Continuing, Jude likens these to Cain, who murdered his righteous brother, to Balaam who greedily went after selfish gain, and to Korah who rebelled against Moses in the wilderness, only to be consumed by fire.
Waxing indignant, Jude describes these as treacherous rocks, hidden under the surface of the water; as clouds promising rain but being without water and as trees that were uprooted because of not bearing fruit. They are like wild waves of the sea, foaming up filth and are also like wandering stars, by which no sailor would dare set his course. He further brands or stigmatizes these malcontents as murmurers, complainers, as being motivated by selfish desires, speaking great swelling words, admiring personalities for self-gain, animalistic, having no spirituality. No question about Jude’s hating what is bad, and in doing good service to all Christians by alerting them against such wicked men.—Jude 11-13, 16.

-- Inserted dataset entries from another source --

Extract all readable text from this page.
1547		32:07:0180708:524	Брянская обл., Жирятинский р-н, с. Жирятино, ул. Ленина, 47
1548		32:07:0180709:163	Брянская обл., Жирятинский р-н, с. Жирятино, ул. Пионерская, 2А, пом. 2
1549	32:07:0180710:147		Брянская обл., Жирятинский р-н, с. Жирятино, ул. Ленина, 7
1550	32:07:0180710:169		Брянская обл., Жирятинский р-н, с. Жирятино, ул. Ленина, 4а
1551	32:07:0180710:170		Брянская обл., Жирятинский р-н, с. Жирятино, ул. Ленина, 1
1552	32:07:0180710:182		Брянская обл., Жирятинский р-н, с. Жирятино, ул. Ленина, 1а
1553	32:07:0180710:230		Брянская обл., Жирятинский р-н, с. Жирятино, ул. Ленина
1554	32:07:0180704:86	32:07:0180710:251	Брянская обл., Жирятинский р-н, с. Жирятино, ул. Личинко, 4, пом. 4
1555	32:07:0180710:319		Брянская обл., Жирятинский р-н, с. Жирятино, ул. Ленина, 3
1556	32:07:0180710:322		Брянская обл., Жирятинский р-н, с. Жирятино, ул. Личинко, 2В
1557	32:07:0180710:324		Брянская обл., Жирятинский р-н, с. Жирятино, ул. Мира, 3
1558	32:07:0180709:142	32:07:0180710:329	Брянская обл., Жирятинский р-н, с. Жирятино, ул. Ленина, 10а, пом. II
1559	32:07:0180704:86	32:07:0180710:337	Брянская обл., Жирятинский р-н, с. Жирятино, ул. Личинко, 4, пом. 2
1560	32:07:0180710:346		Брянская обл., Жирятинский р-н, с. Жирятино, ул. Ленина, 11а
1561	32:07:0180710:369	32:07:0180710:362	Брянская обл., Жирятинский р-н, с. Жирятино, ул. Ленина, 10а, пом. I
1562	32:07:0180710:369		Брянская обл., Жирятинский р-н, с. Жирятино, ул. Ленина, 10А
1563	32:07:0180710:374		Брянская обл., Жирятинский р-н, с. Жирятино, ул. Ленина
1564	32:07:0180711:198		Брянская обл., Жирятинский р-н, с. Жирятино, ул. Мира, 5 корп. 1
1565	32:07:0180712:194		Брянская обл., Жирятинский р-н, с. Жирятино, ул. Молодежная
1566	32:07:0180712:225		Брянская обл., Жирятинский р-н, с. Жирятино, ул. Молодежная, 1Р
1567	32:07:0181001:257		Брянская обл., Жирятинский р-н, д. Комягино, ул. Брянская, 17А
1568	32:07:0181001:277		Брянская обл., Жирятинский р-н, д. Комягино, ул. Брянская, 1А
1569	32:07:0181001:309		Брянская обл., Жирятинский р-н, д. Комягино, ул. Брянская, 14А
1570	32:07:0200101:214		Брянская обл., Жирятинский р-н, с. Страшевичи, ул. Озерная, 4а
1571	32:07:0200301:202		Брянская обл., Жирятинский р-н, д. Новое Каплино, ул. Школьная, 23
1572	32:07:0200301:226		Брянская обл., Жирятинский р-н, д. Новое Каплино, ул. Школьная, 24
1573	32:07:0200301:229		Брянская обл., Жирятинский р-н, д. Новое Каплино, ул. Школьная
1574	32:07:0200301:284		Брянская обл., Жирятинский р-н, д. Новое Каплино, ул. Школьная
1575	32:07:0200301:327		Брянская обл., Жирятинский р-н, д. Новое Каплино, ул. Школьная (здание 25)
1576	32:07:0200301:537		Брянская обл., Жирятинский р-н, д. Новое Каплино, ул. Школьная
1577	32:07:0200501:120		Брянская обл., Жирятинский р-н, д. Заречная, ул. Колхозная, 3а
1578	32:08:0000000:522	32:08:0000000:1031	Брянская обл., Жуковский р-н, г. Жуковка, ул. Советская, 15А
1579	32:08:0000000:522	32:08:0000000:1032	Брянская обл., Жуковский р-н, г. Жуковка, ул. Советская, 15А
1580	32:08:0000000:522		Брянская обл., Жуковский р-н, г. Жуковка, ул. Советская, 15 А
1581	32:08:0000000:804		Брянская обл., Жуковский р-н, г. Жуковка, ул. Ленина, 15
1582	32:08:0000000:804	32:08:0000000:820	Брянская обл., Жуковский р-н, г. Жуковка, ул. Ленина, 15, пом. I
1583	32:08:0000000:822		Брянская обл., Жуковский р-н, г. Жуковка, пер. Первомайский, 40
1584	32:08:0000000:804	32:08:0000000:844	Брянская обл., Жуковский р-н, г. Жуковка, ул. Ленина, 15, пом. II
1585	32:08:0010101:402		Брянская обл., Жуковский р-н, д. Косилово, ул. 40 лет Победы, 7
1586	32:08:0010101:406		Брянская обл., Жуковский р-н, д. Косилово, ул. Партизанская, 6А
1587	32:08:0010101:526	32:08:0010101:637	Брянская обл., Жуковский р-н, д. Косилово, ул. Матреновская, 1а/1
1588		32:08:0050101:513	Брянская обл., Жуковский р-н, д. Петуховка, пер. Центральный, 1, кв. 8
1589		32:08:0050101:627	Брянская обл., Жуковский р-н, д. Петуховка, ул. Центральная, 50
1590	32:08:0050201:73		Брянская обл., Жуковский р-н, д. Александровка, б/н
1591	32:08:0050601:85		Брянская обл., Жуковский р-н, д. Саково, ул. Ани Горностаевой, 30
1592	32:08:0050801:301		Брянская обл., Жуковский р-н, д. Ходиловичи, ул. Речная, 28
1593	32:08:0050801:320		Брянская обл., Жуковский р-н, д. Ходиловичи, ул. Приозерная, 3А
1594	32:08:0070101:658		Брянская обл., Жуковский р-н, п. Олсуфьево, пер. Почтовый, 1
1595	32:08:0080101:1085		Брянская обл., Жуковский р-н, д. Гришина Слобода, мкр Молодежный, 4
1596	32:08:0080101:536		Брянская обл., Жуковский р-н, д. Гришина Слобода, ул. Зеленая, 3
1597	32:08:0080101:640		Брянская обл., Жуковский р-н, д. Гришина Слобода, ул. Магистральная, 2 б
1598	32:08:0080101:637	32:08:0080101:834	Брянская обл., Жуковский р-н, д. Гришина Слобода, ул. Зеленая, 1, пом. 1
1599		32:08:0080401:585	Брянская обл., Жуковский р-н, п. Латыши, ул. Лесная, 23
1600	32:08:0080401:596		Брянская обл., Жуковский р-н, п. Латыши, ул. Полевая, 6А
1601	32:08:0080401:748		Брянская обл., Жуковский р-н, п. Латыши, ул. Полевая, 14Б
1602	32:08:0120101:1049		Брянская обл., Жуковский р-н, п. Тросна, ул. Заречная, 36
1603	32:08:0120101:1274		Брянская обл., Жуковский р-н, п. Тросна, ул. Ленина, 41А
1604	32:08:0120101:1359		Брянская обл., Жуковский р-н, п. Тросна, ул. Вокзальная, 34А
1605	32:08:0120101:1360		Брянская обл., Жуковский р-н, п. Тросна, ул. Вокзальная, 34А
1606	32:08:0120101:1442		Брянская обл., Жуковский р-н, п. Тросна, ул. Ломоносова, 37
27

Having thoroughly exposed these wicked ones and giving warning against them, Jude counsels faithful Christians to keep themselves in God’s love. How? By building themselves up in faith, by prayer and with the help of God’s holy spirit. He further counsels Christians to help those who may have doubts, so as to snatch them out of the fire, as it were, and also to help those whose conduct has been unclean, doing so, however, with fear, lest they be influenced in the wrong way.—Jude 17-23.
Jude mentions several incidents not recorded in the Hebrew Scriptures, such as Michael’s contending with the Devil over the body of Moses and Enoch’s prophecy. These facts he could have obtained by direct inspiration or it could well be that he had access to reliable sources apart from the Holy Scriptures, which contained Enoch’s prophecy. A parallel may be found in Paul’s reference to certain ones who withstood Moses, which persons are not mentioned in Exodus, and to certain words of Jesus not found in any of the Gospels.—Acts 20:35; 2 Tim. 3:8.
It might be said that never have Jude’s severe censures been more apropos than now when wickedness abounds and the love of many has grown cold. Because of not appreciating these facts, more than a few have turned the undeserved kindness of God into an excuse for unbridled conduct, or have succumbed to a spirit of rebellion. Truly these facts should impress all dedicated Christians to do their utmost to remain in God’s love and to be on guard against wicked men who may infiltrate the Christian congregation.